What is Weighted k-NN Algorithm

We have seen the basic k-NN algorithm. You may want to read that first to better understand this concept.

Using k-NN we try to predict the class of a query point “Q” (an unclassified data-point). To do this we use the concept of neighbours or points that are similar or close to the query point and then do majority vote.

But we miss something here. Suppose we have 5 neighbours. Don’t you think that the points which are closer to Q needs to be given more importance?

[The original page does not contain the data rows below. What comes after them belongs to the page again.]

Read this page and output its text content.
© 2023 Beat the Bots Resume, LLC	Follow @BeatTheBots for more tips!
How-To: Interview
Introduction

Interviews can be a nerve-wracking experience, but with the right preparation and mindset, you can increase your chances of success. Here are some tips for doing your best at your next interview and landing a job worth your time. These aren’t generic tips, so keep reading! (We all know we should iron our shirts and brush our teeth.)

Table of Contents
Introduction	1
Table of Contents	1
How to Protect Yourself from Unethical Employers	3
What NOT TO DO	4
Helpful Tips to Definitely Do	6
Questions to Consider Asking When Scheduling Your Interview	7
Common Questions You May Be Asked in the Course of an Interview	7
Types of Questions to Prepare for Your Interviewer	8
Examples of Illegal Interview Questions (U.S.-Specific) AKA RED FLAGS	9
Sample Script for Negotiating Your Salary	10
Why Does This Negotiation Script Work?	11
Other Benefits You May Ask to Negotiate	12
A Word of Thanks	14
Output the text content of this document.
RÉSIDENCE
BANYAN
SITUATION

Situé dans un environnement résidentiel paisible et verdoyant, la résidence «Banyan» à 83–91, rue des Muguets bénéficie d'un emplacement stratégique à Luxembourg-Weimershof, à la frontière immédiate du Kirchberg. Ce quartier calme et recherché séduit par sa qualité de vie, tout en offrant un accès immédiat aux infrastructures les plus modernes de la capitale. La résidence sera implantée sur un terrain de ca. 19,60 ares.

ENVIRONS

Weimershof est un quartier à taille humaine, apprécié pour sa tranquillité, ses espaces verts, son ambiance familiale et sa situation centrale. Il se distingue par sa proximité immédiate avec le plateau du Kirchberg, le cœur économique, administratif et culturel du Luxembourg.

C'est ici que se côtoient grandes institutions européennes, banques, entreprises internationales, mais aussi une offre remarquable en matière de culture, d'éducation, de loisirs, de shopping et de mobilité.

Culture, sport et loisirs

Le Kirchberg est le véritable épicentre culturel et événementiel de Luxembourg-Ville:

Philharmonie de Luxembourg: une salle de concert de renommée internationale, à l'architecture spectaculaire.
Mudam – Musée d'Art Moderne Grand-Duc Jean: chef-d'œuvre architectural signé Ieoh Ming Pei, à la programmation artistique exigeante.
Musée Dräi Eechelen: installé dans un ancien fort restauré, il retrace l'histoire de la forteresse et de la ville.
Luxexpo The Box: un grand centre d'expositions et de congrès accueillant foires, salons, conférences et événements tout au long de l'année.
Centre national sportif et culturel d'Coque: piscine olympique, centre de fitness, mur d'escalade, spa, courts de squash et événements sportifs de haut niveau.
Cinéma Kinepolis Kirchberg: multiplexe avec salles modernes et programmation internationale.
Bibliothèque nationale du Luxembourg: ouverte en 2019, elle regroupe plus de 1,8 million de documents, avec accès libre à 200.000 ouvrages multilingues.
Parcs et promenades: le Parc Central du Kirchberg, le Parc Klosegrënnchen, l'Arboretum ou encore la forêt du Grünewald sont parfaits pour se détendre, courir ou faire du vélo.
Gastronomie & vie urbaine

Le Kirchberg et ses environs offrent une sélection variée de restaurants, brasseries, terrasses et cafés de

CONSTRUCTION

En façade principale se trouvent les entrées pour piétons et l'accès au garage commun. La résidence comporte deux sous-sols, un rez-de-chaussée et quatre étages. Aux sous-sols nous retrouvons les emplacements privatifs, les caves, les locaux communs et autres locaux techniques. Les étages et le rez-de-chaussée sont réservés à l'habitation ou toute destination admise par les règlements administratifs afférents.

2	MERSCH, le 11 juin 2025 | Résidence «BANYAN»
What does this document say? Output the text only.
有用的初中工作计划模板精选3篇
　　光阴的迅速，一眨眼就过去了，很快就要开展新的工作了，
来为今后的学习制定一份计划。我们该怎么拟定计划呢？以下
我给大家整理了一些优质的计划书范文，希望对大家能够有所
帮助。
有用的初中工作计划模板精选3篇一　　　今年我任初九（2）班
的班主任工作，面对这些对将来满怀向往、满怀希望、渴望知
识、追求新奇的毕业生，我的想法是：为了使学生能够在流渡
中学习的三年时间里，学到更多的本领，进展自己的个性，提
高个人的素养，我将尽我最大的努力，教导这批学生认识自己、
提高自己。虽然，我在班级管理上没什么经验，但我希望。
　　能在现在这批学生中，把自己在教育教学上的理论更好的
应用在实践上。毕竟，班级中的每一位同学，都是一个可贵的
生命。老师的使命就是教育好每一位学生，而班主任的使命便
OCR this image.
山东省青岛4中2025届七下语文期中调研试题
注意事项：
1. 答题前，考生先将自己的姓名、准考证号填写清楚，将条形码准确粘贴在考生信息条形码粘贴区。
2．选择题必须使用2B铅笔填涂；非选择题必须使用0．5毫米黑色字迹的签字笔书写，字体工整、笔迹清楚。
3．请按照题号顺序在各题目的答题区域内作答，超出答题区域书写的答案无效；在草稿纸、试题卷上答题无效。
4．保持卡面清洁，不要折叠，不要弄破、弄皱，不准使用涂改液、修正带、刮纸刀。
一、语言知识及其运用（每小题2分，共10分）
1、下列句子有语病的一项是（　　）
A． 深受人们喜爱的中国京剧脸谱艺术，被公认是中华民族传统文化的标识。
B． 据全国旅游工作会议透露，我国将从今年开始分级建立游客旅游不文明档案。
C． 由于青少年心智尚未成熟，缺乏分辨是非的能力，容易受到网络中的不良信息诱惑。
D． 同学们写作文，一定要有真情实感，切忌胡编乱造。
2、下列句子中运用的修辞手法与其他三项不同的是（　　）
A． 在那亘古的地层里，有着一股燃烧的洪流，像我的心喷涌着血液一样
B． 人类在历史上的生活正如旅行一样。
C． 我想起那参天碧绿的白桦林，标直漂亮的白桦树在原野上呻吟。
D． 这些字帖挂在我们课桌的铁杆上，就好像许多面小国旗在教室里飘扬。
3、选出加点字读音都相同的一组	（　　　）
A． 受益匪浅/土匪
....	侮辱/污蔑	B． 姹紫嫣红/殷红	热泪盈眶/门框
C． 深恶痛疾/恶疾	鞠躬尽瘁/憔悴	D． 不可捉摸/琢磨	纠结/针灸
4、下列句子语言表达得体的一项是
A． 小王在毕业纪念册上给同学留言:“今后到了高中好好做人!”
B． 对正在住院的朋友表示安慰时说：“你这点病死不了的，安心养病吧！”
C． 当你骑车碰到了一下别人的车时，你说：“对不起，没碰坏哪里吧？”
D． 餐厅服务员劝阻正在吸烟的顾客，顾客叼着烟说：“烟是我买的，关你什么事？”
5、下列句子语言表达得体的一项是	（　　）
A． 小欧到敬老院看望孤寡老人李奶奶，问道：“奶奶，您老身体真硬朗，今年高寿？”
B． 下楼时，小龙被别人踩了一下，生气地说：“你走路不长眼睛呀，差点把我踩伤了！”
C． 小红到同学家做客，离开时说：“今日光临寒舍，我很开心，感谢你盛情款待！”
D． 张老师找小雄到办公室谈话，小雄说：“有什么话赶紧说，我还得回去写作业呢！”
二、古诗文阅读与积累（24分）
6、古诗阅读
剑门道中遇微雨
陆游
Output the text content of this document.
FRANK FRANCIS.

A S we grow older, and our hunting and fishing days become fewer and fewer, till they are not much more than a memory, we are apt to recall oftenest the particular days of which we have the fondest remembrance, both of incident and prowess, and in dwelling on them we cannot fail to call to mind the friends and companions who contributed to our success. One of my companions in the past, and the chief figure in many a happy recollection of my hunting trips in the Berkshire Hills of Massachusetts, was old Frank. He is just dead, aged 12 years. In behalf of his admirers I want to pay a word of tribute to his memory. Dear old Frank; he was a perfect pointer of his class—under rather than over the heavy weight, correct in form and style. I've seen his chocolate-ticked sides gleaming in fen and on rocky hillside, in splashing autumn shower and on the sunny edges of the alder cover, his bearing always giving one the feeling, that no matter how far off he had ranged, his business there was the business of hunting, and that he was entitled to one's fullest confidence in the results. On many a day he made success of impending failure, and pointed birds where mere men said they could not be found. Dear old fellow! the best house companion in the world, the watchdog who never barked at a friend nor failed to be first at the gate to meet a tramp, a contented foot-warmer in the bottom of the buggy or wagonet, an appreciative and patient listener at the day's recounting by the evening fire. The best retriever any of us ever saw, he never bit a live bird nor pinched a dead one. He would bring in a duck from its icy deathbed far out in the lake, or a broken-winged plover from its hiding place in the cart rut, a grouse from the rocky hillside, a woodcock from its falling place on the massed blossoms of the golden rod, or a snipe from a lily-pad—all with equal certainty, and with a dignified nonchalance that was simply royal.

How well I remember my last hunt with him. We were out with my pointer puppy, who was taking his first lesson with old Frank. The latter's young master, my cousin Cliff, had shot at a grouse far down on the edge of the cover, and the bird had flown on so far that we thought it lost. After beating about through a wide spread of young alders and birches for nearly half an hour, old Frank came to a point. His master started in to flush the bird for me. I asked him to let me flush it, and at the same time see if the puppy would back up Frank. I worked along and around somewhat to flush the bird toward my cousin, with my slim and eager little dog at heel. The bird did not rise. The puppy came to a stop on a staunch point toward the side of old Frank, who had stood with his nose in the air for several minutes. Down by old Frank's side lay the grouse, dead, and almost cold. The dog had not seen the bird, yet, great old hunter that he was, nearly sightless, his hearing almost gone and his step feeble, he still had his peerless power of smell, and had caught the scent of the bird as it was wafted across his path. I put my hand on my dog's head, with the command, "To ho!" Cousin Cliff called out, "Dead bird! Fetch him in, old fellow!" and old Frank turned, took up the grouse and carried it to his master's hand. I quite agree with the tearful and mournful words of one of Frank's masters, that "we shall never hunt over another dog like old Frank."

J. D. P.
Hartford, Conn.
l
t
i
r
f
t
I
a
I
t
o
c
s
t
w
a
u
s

That’s what we do here. We assign weights to the data-points based on their distance from Q. One way to calculate weight is to divide distance by 1 i.e. weight = 1/distance

Consider the following neighbours of Q. Here we have added a new column Weight = 1/Distance

Point Label Distance Weight
A Positive 0.1 10
B Negative 0.2 5
C Positive 0.4 2.5
D Negative 0.5 2

Now that we have weights assigned to each neighbour we can use weighted k-NN to predict the Label for Q. To do this we calculate positive and negative sums.

Positive Sum
We calculate sum of weights for positive labels i.e. A,C : 10+2.5 = 12.5

Negative Sum
We calculate sum of weights for negative labels i.e. B,D : 5+2 = 7

Since Positive Sum > Negative Sum we can say that for Q the label will be Positive.